I’ve written before about common mistakes building custom GitHub Copilot agents, and this experience validated those lessons in a visceral way. Overspecifying behavior, constraining natural capabilities, building agents that duplicate existing functionality — I’d committed all these sins in pursuit of a “better” article-writing experience.

What This Means for AI Tool Development

The AI tooling landscape has matured faster than many of us realize. Two years ago, you needed heavy customization to get decent results from language models. Today, default behaviors are remarkably good, and layering custom logic on top often degrades performance.

This creates a strange new discipline: knowing when to trust the defaults. It’s counterintuitive for engineers who built careers on customization, optimization, and control. But in the age of increasingly capable foundation models, the skill is knowing when to step back.

This doesn’t mean abandoning context engineering — context still matters enormously. But there’s a difference between providing rich context and overriding model behavior with rigid instructions.
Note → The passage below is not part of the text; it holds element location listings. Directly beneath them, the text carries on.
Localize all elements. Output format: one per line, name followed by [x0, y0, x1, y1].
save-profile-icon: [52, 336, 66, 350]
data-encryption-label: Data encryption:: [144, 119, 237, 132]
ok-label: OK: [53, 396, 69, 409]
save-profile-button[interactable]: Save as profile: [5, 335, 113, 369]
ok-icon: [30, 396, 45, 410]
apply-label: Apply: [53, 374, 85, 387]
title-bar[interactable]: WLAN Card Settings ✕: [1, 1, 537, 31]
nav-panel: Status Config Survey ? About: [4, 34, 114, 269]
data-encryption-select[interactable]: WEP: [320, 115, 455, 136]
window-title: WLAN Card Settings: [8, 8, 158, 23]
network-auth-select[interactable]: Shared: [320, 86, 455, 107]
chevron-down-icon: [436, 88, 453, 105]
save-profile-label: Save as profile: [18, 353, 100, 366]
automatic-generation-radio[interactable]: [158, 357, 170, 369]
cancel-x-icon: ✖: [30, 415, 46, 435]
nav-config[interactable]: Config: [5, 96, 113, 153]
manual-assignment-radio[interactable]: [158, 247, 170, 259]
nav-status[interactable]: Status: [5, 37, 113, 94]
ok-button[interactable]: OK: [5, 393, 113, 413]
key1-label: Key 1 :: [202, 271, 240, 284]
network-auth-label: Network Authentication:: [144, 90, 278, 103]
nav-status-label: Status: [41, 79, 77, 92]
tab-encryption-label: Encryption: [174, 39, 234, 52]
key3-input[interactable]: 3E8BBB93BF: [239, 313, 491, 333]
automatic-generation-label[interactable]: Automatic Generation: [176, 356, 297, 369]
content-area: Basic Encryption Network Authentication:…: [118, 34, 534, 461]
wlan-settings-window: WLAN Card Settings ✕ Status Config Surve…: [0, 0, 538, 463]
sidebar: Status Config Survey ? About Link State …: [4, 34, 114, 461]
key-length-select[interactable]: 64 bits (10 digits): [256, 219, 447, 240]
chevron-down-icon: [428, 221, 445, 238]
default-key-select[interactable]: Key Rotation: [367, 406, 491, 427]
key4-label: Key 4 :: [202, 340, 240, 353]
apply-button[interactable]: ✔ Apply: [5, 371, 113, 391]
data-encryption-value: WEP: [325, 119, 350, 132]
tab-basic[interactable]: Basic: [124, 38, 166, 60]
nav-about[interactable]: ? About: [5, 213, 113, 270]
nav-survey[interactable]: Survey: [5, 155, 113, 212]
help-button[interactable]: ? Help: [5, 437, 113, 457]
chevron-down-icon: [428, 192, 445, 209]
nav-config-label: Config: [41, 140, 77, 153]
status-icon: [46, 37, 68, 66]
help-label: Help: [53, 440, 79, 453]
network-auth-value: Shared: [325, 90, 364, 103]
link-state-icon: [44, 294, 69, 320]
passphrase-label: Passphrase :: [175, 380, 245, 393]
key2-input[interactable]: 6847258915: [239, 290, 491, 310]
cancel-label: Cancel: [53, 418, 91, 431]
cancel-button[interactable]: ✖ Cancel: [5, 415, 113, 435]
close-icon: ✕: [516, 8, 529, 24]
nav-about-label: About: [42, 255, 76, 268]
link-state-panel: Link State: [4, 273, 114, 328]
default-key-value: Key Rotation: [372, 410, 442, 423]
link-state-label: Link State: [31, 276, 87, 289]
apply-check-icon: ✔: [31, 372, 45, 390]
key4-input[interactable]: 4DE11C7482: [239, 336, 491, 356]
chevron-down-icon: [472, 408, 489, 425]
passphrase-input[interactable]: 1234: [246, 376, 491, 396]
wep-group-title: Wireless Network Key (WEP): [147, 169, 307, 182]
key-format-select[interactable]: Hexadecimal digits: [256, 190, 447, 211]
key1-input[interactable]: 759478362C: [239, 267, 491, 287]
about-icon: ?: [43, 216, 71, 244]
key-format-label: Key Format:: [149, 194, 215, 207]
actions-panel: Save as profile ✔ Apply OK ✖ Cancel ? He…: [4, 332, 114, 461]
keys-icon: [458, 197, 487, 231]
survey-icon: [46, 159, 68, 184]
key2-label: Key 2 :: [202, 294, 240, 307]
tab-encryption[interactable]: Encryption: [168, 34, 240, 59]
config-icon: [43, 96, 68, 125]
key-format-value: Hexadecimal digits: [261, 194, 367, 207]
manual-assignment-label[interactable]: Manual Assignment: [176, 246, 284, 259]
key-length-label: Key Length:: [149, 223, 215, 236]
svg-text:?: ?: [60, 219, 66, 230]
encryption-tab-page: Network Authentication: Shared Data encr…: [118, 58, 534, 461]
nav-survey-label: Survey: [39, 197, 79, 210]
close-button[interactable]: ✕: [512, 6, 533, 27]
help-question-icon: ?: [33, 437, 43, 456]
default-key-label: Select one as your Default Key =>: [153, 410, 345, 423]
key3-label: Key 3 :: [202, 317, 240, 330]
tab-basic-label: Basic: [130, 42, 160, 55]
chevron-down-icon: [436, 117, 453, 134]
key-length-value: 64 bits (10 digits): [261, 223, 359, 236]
Plan mode works because it has access to your full repository context, your conversation history, and powerful reasoning capabilities. When I built a custom agent, I was essentially saying “ignore your training, follow these specific steps instead.” That’s rarely a winning strategy.

The Bottom Line

I started building a custom article-writing agent to get better results. I ended up discovering that the out-of-the-box experience was already better, and my customization was the problem.

The lesson isn’t that custom agents are bad. It’s that they should be narrowly specialized. Link vetting? Build an agent. Fact extraction? Build an agent. Having a conversation about what to write? Just use plan mode.

Sometimes the best engineering decision is knowing what not to build. The AI models we have access to today are remarkably capable. Before you wrap them in custom instructions, ask yourself: am I adding genuine specialization, or am I just adding constraints?

In my case, removing the custom conversation agent and letting plan mode do its thing produced better articles, faster. The multi-agent workflow still provides value — but only where each agent brings specialized capabilities that genuinely improve on the default experience.

That’s a humbling realization for someone who loves building tools. But it’s also liberating. Instead of fighting the platform, I can focus on the narrow problems where custom solutions actually matter. Everything else? Let the defaults handle it.